What is the issue?
India needs a better understanding of research culture for it to achieve its aspirations on higher education.
How is the research culture in India?
- A culture of research is largely missing in our institutions as faculty members lack collegiality and a singularity of purpose.
- Most of the publications happen due to individual initiatives for promotional needs rather than as purposeful collective effort.
- As, a majority of our institutions do not have any institutional research thrust.
- Also, in India research is approached with treating publication in international journals as the end in itself.
- As a result of this goal, faculty turn towards addressing unfamiliar problems of distant lands just to get promoted.
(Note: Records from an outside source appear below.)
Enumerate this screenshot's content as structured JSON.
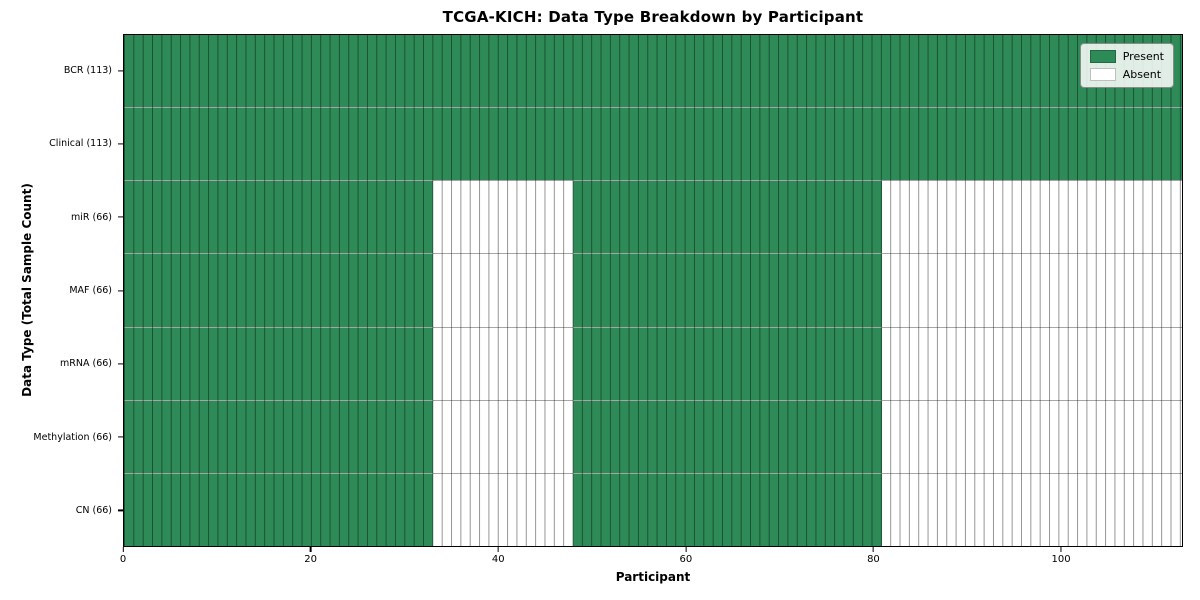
{
  "chart_data": {
    "type": "heatmap",
    "title": "TCGA-KICH: Data Type Breakdown by Participant",
    "xlabel": "Participant",
    "ylabel": "Data Type (Total Sample Count)",
    "n_participants": 113,
    "x_ticks": [
      0,
      20,
      40,
      60,
      80,
      100
    ],
    "grid": false,
    "legend_position": "upper right",
    "colors": {
      "present": "#2e8b57",
      "absent": "#ffffff"
    },
    "legend": [
      {
        "label": "Present",
        "state": "present"
      },
      {
        "label": "Absent",
        "state": "absent"
      }
    ],
    "rows": [
      {
        "label": "BCR (113)",
        "total_samples": 113,
        "segments": [
          {
            "start": 0,
            "end": 113,
            "state": "present"
          }
        ]
      },
      {
        "label": "Clinical (113)",
        "total_samples": 113,
        "segments": [
          {
            "start": 0,
            "end": 113,
            "state": "present"
          }
        ]
      },
      {
        "label": "miR (66)",
        "total_samples": 66,
        "segments": [
          {
            "start": 0,
            "end": 33,
            "state": "present"
          },
          {
            "start": 33,
            "end": 48,
            "state": "absent"
          },
          {
            "start": 48,
            "end": 81,
            "state": "present"
          },
          {
            "start": 81,
            "end": 113,
            "state": "absent"
          }
        ]
      },
      {
        "label": "MAF (66)",
        "total_samples": 66,
        "segments": [
          {
            "start": 0,
            "end": 33,
            "state": "present"
          },
          {
            "start": 33,
            "end": 48,
            "state": "absent"
          },
          {
            "start": 48,
            "end": 81,
            "state": "present"
          },
          {
            "start": 81,
            "end": 113,
            "state": "absent"
          }
        ]
      },
      {
        "label": "mRNA (66)",
        "total_samples": 66,
        "segments": [
          {
            "start": 0,
            "end": 33,
            "state": "present"
          },
          {
            "start": 33,
            "end": 48,
            "state": "absent"
          },
          {
            "start": 48,
            "end": 81,
            "state": "present"
          },
          {
            "start": 81,
            "end": 113,
            "state": "absent"
          }
        ]
      },
      {
        "label": "Methylation (66)",
        "total_samples": 66,
        "segments": [
          {
            "start": 0,
            "end": 33,
            "state": "present"
          },
          {
            "start": 33,
            "end": 48,
            "state": "absent"
          },
          {
            "start": 48,
            "end": 81,
            "state": "present"
          },
          {
            "start": 81,
            "end": 113,
            "state": "absent"
          }
        ]
      },
      {
        "label": "CN (66)",
        "total_samples": 66,
        "segments": [
          {
            "start": 0,
            "end": 33,
            "state": "present"
          },
          {
            "start": 33,
            "end": 48,
            "state": "absent"
          },
          {
            "start": 48,
            "end": 81,
            "state": "present"
          },
          {
            "start": 81,
            "end": 113,
            "state": "absent"
          }
        ]
      }
    ]
  }
}
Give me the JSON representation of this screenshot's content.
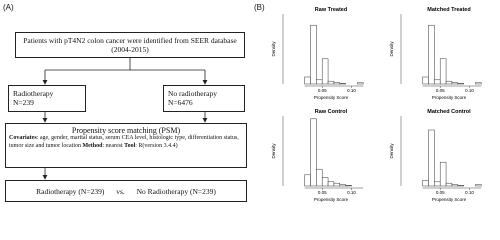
{
  "panel_a": {
    "label": "(A)",
    "source": {
      "lines": [
        "Patients with pT4N2 colon cancer were identified from SEER database",
        "(2004-2015)"
      ]
    },
    "treated": {
      "lines": [
        "Radiotherapy",
        "N=239"
      ]
    },
    "untreated": {
      "lines": [
        "No radiotherapy",
        "N=6476"
      ]
    },
    "matching": {
      "title": "Propensity score matching (PSM)",
      "runs": [
        {
          "text": "Covariates",
          "bold": true
        },
        {
          "text": ": age, gender, marital status, serum CEA level, histologic type, differentiation status, tumor size and tumor location ",
          "bold": false
        },
        {
          "text": "Method",
          "bold": true
        },
        {
          "text": ": nearest ",
          "bold": false
        },
        {
          "text": "Tool",
          "bold": true
        },
        {
          "text": ": R(version 3.4.4)",
          "bold": false
        }
      ]
    },
    "result": {
      "left": "Radiotherapy (N=239)",
      "middle": "vs.",
      "right": "No Radiotherapy (N=239)"
    }
  },
  "panel_b": {
    "label": "(B)",
    "charts": [
      {
        "type": "histogram",
        "title": "Raw Treated",
        "x_label": "Propensity Score",
        "y_label": "Density",
        "bins": [
          0.02,
          0.03,
          0.04,
          0.05,
          0.06,
          0.07,
          0.08,
          0.09,
          0.1,
          0.11,
          0.12
        ],
        "values": [
          5,
          42,
          3,
          18,
          2,
          1,
          0.5,
          0,
          0,
          1
        ],
        "xlim": [
          -0.01,
          0.14
        ],
        "ylim": [
          0,
          50
        ],
        "xticks": [
          0.05,
          {
            "value": 0.1,
            "label": "0.10"
          }
        ]
      },
      {
        "type": "histogram",
        "title": "Matched Treated",
        "x_label": "Propensity Score",
        "y_label": "Density",
        "bins": [
          0.02,
          0.03,
          0.04,
          0.05,
          0.06,
          0.07,
          0.08,
          0.09,
          0.1,
          0.11,
          0.12
        ],
        "values": [
          5,
          42,
          3,
          18,
          2,
          1,
          0.5,
          0,
          0,
          1
        ],
        "xlim": [
          -0.01,
          0.14
        ],
        "ylim": [
          0,
          50
        ],
        "xticks": [
          0.05,
          {
            "value": 0.1,
            "label": "0.10"
          }
        ]
      },
      {
        "type": "histogram",
        "title": "Raw Control",
        "x_label": "Propensity Score",
        "y_label": "Density",
        "bins": [
          0.02,
          0.03,
          0.04,
          0.05,
          0.06,
          0.07,
          0.08,
          0.09,
          0.1,
          0.11,
          0.12
        ],
        "values": [
          8,
          48,
          12,
          6,
          3,
          2,
          1,
          0.5,
          0,
          0
        ],
        "xlim": [
          -0.01,
          0.14
        ],
        "ylim": [
          0,
          50
        ],
        "xticks": [
          0.05,
          {
            "value": 0.1,
            "label": "0.10"
          }
        ]
      },
      {
        "type": "histogram",
        "title": "Matched Control",
        "x_label": "Propensity Score",
        "y_label": "Density",
        "bins": [
          0.02,
          0.03,
          0.04,
          0.05,
          0.06,
          0.07,
          0.08,
          0.09,
          0.1,
          0.11,
          0.12
        ],
        "values": [
          4,
          40,
          3,
          17,
          2,
          1,
          0.5,
          0,
          0,
          1
        ],
        "xlim": [
          -0.01,
          0.14
        ],
        "ylim": [
          0,
          50
        ],
        "xticks": [
          0.05,
          {
            "value": 0.1,
            "label": "0.10"
          }
        ]
      }
    ]
  }
}
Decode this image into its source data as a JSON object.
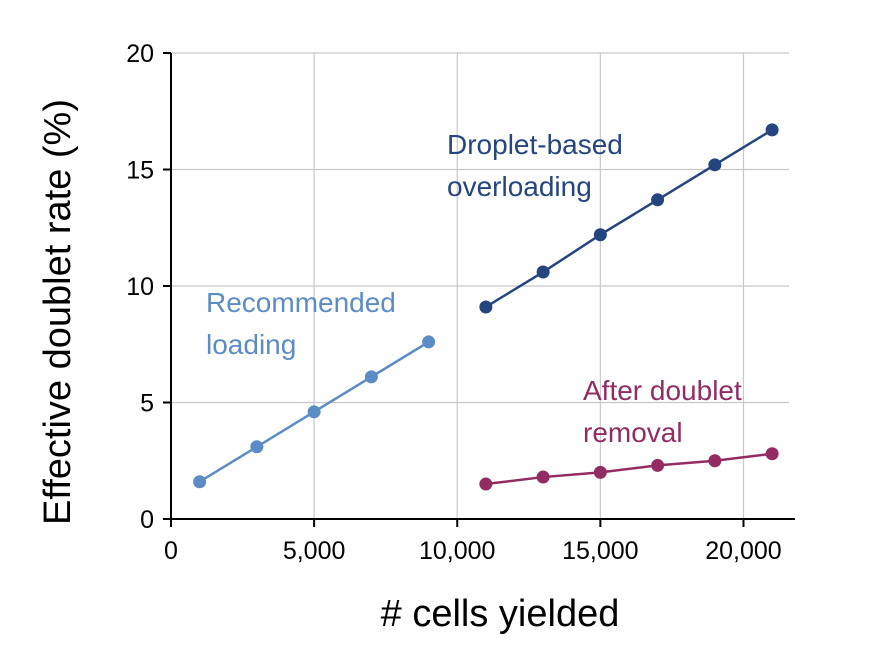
{
  "chart_data": {
    "type": "line",
    "xlabel": "# cells yielded",
    "ylabel": "Effective doublet rate (%)",
    "xlim": [
      0,
      21800
    ],
    "ylim": [
      0,
      20
    ],
    "x_ticks": [
      {
        "value": 0,
        "label": "0"
      },
      {
        "value": 5000,
        "label": "5,000"
      },
      {
        "value": 10000,
        "label": "10,000"
      },
      {
        "value": 15000,
        "label": "15,000"
      },
      {
        "value": 20000,
        "label": "20,000"
      }
    ],
    "y_ticks": [
      {
        "value": 0,
        "label": "0"
      },
      {
        "value": 5,
        "label": "5"
      },
      {
        "value": 10,
        "label": "10"
      },
      {
        "value": 15,
        "label": "15"
      },
      {
        "value": 20,
        "label": "20"
      }
    ],
    "grid": true,
    "series": [
      {
        "key": "recommended",
        "color": "#5b8cc6",
        "x": [
          1000,
          3000,
          5000,
          7000,
          9000
        ],
        "y": [
          1.6,
          3.1,
          4.6,
          6.1,
          7.6
        ],
        "label_lines": [
          "Recommended",
          "loading"
        ]
      },
      {
        "key": "overloading",
        "color": "#24457f",
        "x": [
          11000,
          13000,
          15000,
          17000,
          19000,
          21000
        ],
        "y": [
          9.1,
          10.6,
          12.2,
          13.7,
          15.2,
          16.7
        ],
        "label_lines": [
          "Droplet-based",
          "overloading"
        ]
      },
      {
        "key": "after_removal",
        "color": "#922c63",
        "x": [
          11000,
          13000,
          15000,
          17000,
          19000,
          21000
        ],
        "y": [
          1.5,
          1.8,
          2.0,
          2.3,
          2.5,
          2.8
        ],
        "label_lines": [
          "After doublet",
          "removal"
        ]
      }
    ]
  }
}
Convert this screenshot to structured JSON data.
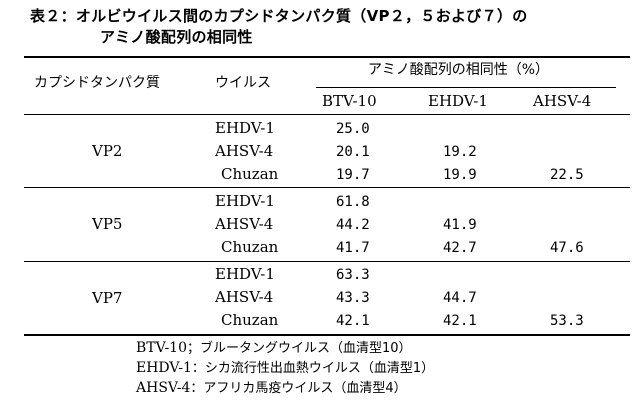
{
  "caption": {
    "line1": "表２：オルビウイルス間のカプシドタンパク質（VP２，５および７）の",
    "line2": "アミノ酸配列の相同性"
  },
  "headers": {
    "protein": "カプシドタンパク質",
    "virus": "ウイルス",
    "homology": "アミノ酸配列の相同性（%）",
    "btv": "BTV-10",
    "ehdv": "EHDV-1",
    "ahsv": "AHSV-4"
  },
  "groups": [
    {
      "protein": "VP2",
      "rows": [
        {
          "virus": "EHDV-1",
          "btv": "25.0",
          "ehdv": "",
          "ahsv": ""
        },
        {
          "virus": "AHSV-4",
          "btv": "20.1",
          "ehdv": "19.2",
          "ahsv": ""
        },
        {
          "virus": "Chuzan",
          "btv": "19.7",
          "ehdv": "19.9",
          "ahsv": "22.5"
        }
      ]
    },
    {
      "protein": "VP5",
      "rows": [
        {
          "virus": "EHDV-1",
          "btv": "61.8",
          "ehdv": "",
          "ahsv": ""
        },
        {
          "virus": "AHSV-4",
          "btv": "44.2",
          "ehdv": "41.9",
          "ahsv": ""
        },
        {
          "virus": "Chuzan",
          "btv": "41.7",
          "ehdv": "42.7",
          "ahsv": "47.6"
        }
      ]
    },
    {
      "protein": "VP7",
      "rows": [
        {
          "virus": "EHDV-1",
          "btv": "63.3",
          "ehdv": "",
          "ahsv": ""
        },
        {
          "virus": "AHSV-4",
          "btv": "43.3",
          "ehdv": "44.7",
          "ahsv": ""
        },
        {
          "virus": "Chuzan",
          "btv": "42.1",
          "ehdv": "42.1",
          "ahsv": "53.3"
        }
      ]
    }
  ],
  "footnotes": [
    {
      "code": "BTV-10",
      "desc": "；ブルータングウイルス（血清型10）"
    },
    {
      "code": "EHDV-1",
      "desc": "：シカ流行性出血熱ウイルス（血清型1）"
    },
    {
      "code": "AHSV-4",
      "desc": "：アフリカ馬疫ウイルス（血清型4）"
    }
  ]
}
- They tend to undermine the long term goal of building an indigenous research culture to address the problems of our society.
- More importantly, the traditional core such as full-time faculty, liberal arts and scientific education, student services, the library, etc is declining.
- On the other hand, periphery such as outsourcing partnerships, corporate training, vocational courses, discrete research centres, etc is continuously expanding.
- This expanding periphery and contracting core, limits the institutions' governance structures to focus on advanced goals of research, etc.
What should be done?
- India institutions should incorporate shared, research-related values and practices towards building a safe home for testing new ideas.
- In the new competitive environment, institutions need to define a strategy that specifies the domain in and goals for which it will operate.
- Moving beyond specific practices as publications, India should take up comprehensive reviews and follow-up actions to evolve the right research culture.
- This can ensure a collective environment for research rather than few isolated individual researcher projects.
- Creating research friendly physical and administrative facilities in organisations are essential.
- Taking forward the government's proposal for a single higher education regulator, to replace the UGC and AICTE, can eliminate overlaps in jurisdictions.
- Government playing a facilitating role instead of a regulating one could help promote a research culture that India wants at present.